‘Dangerous’ Woolworths display complaint sparks debate

Brooke Rolfe
·News Reporter
·4-min read

Questions have been raised over a dangerous item sold at Woolworths being displayed in a position easily accessible to children when they're being wheeled in a trolley.

A worried mum reported her concerns online after paying a visit to the Ashwood store in Victoria on Saturday, where she noticed button batteries on a carousel at her toddler's eye level.

In referenced to rules set to be mandated in 2022 requiring the batteries to be sold in child resistant packaging, the mum called on the supermarket to recognise the potential danger they posed to young visitors.

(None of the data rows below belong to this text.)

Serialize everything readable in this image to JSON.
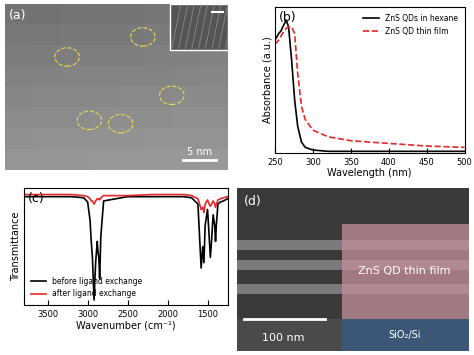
{
  "chart_data": [
    {
      "type": "image",
      "label": "(a)",
      "scale_bar": "5 nm"
    },
    {
      "type": "line",
      "label": "(b)",
      "x_label": "Wavelength (nm)",
      "y_label": "Absorbance (a.u.)",
      "x": [
        250,
        255,
        258,
        262,
        265,
        268,
        272,
        276,
        280,
        285,
        290,
        300,
        320,
        350,
        400,
        450,
        500
      ],
      "series": [
        {
          "name": "ZnS QDs in hexane",
          "color": "#000000",
          "line_style": "solid",
          "values": [
            0.85,
            0.9,
            0.92,
            0.97,
            1.0,
            0.95,
            0.7,
            0.4,
            0.2,
            0.08,
            0.04,
            0.02,
            0.01,
            0.01,
            0.01,
            0.01,
            0.01
          ]
        },
        {
          "name": "ZnS QD thin film",
          "color": "#e8272a",
          "line_style": "dashed",
          "values": [
            0.82,
            0.85,
            0.88,
            0.92,
            0.94,
            0.95,
            0.95,
            0.9,
            0.6,
            0.35,
            0.25,
            0.17,
            0.12,
            0.09,
            0.07,
            0.05,
            0.04
          ]
        }
      ],
      "xlim": [
        250,
        500
      ],
      "xticks": [
        250,
        300,
        350,
        400,
        450,
        500
      ],
      "ylim": [
        0,
        1.1
      ],
      "yticks": [],
      "tick_labels": "x",
      "legend": "upper right"
    },
    {
      "type": "line",
      "label": "(c)",
      "x_label": "Wavenumber (cm⁻¹)",
      "y_label": "Transmittance",
      "x": [
        3800,
        3500,
        3200,
        3050,
        3000,
        2970,
        2955,
        2940,
        2920,
        2900,
        2880,
        2870,
        2860,
        2850,
        2835,
        2800,
        2500,
        2200,
        2000,
        1800,
        1700,
        1620,
        1600,
        1580,
        1560,
        1545,
        1530,
        1500,
        1480,
        1465,
        1450,
        1430,
        1410,
        1400,
        1390,
        1370,
        1340,
        1300,
        1250
      ],
      "series": [
        {
          "name": "before ligand exchange",
          "color": "#000000",
          "line_style": "solid",
          "values": [
            0.97,
            0.97,
            0.97,
            0.96,
            0.92,
            0.75,
            0.55,
            0.4,
            0.0,
            0.35,
            0.55,
            0.45,
            0.4,
            0.2,
            0.6,
            0.93,
            0.97,
            0.97,
            0.97,
            0.97,
            0.96,
            0.9,
            0.6,
            0.3,
            0.5,
            0.35,
            0.7,
            0.85,
            0.6,
            0.4,
            0.55,
            0.8,
            0.7,
            0.55,
            0.7,
            0.9,
            0.92,
            0.93,
            0.95
          ]
        },
        {
          "name": "after ligand exchange",
          "color": "#e8272a",
          "line_style": "solid",
          "values": [
            0.99,
            0.99,
            0.99,
            0.98,
            0.97,
            0.95,
            0.93,
            0.93,
            0.9,
            0.93,
            0.95,
            0.95,
            0.95,
            0.94,
            0.96,
            0.98,
            0.98,
            0.99,
            0.99,
            0.99,
            0.98,
            0.95,
            0.9,
            0.85,
            0.87,
            0.82,
            0.9,
            0.94,
            0.9,
            0.88,
            0.9,
            0.93,
            0.9,
            0.87,
            0.9,
            0.94,
            0.95,
            0.96,
            0.97
          ]
        }
      ],
      "xlim": [
        3800,
        1250
      ],
      "xticks": [
        3500,
        3000,
        2500,
        2000,
        1500
      ],
      "ylim": [
        -0.05,
        1.05
      ],
      "yticks": [],
      "tick_labels": "x",
      "legend": "lower left"
    },
    {
      "type": "image",
      "label": "(d)",
      "scale_bar": "100 nm",
      "annotations": [
        "ZnS QD thin film",
        "SiO₂/Si"
      ]
    }
  ]
}
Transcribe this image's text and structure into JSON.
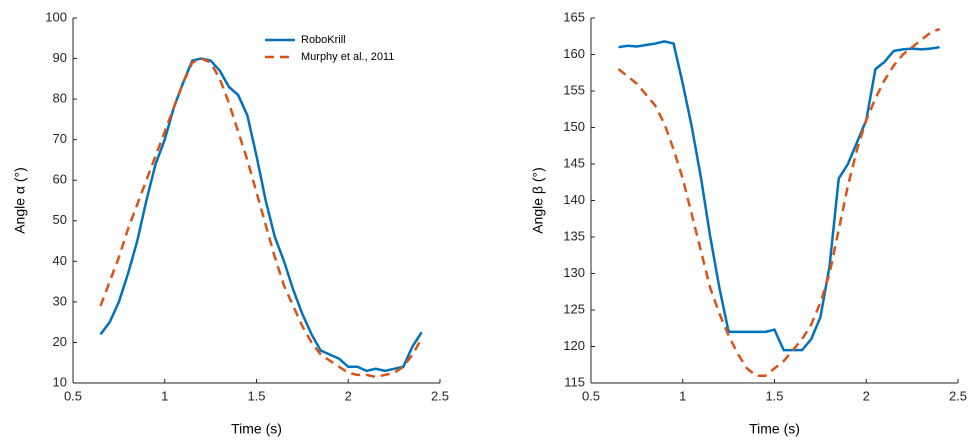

"I was shocked to discover today that Woolworths display these at a very accessible height to children - next to chocolates," she wrote.

Woolworths store pictured.
Woolworths has been confronted over its display of button batteries. Source: Getty Images

"My son could easily have reached out and grabbed these whilst sitting in one of your trolleys."

She expressed her heightened concern after watching an episode of ABC's Australian Story, which detailed the deaths of young children caused by swallowing the small circular batteries.

"Kids are visual, opportunistic predators. They will grab and swallow anything," Dr Ruth Barker, a paediatrician at the Queensland Injury Surveillance Unit, told the program.

A Woolworths spokesperson told Yahoo News Australia that there had been "no safety incidents with button batteries" in any of their stores, but they they will now assess whether they "need to introduce any additional safeguards with this feedback in mind".

About 20 children nationally were presenting to emergency departments after swallowing button batteries, according to Product Safety Australia.

Once swallowed, the charge of button batteries become activated by the fluid in the esophagus and begins bubbling and produces sodium hydroxide - the same chemical used in oven cleaner.

The caustic product the begins to eat through the tissue inside the body and can cause serious illness, and potentially death.

Three children have died in Australia from swallowing a button battery, the dangers of which shaped an ACCC investigation beginning in 2019.

The introduction of four new button battery related mandatory safety and information standards were announced as a result in December 2020, including rules requiring improvements in the security of the packaging.

Child in trolley inside Woolworths next to button batteries.
A mum argued the button battery display could be dangerous for children. Source: Facebook

From June 2022, packaging or containers used to sell button batteries must be child-resistant in accordance with specified compliance tests.

Manufacturers were given an 18 month transition period to allow for design changes to take place.

Mum sparks fiery debate online

The Woolworths shopper argued the retailer should be proactive in the meantime to prevent a child being harmed.

"It’s not known how the children who have died came into contact with the batteries. Please do your bit to help keep our children safe and display these more securely," she wrote.

While some agreed Woolworths should move the products to an area children can't access, others accused the mum of over-reacting.

"Kids are quick, and meanwhile you’re occupied putting your items thru the checkout. They obviously don’t have kids. If Woolies put a bottle of bleach in the cold drink shelves at the checkout would all the nasties think that was okay?," one shopper responded.

Woolworths shopping carts are seen at a store in Double Bay in Sydney.
A Woolworths spokesperson has said that the retail giant will assess how they display button batteries following the complaint. Source: AAP

Others accused the woman of being dramatic and argued Woolworths weren't doing anything wrong.

"It is completely irrelevant that the batteries are easy to open at this point in time, when, as you have stated, the law does not come into effect until June next year," one wrote.

"I'm a grown adult and those batteries give me issues getting open. Your unsupervised child won't get into them," another said.

Woolworths to assess risks of battery display

A Woolworths spokesperson said the retail giant "treats safety concerns seriously".

"We thank the customer for sharing this feedback," they said in a statement.

"Like many retailers, we’ve been displaying button batteries this way for many years. Thankfully, we’ve never had any safety incidents with button batteries in our stores.

"However, we’ll assess whether we need to introduce any additional safeguards with this feedback in mind."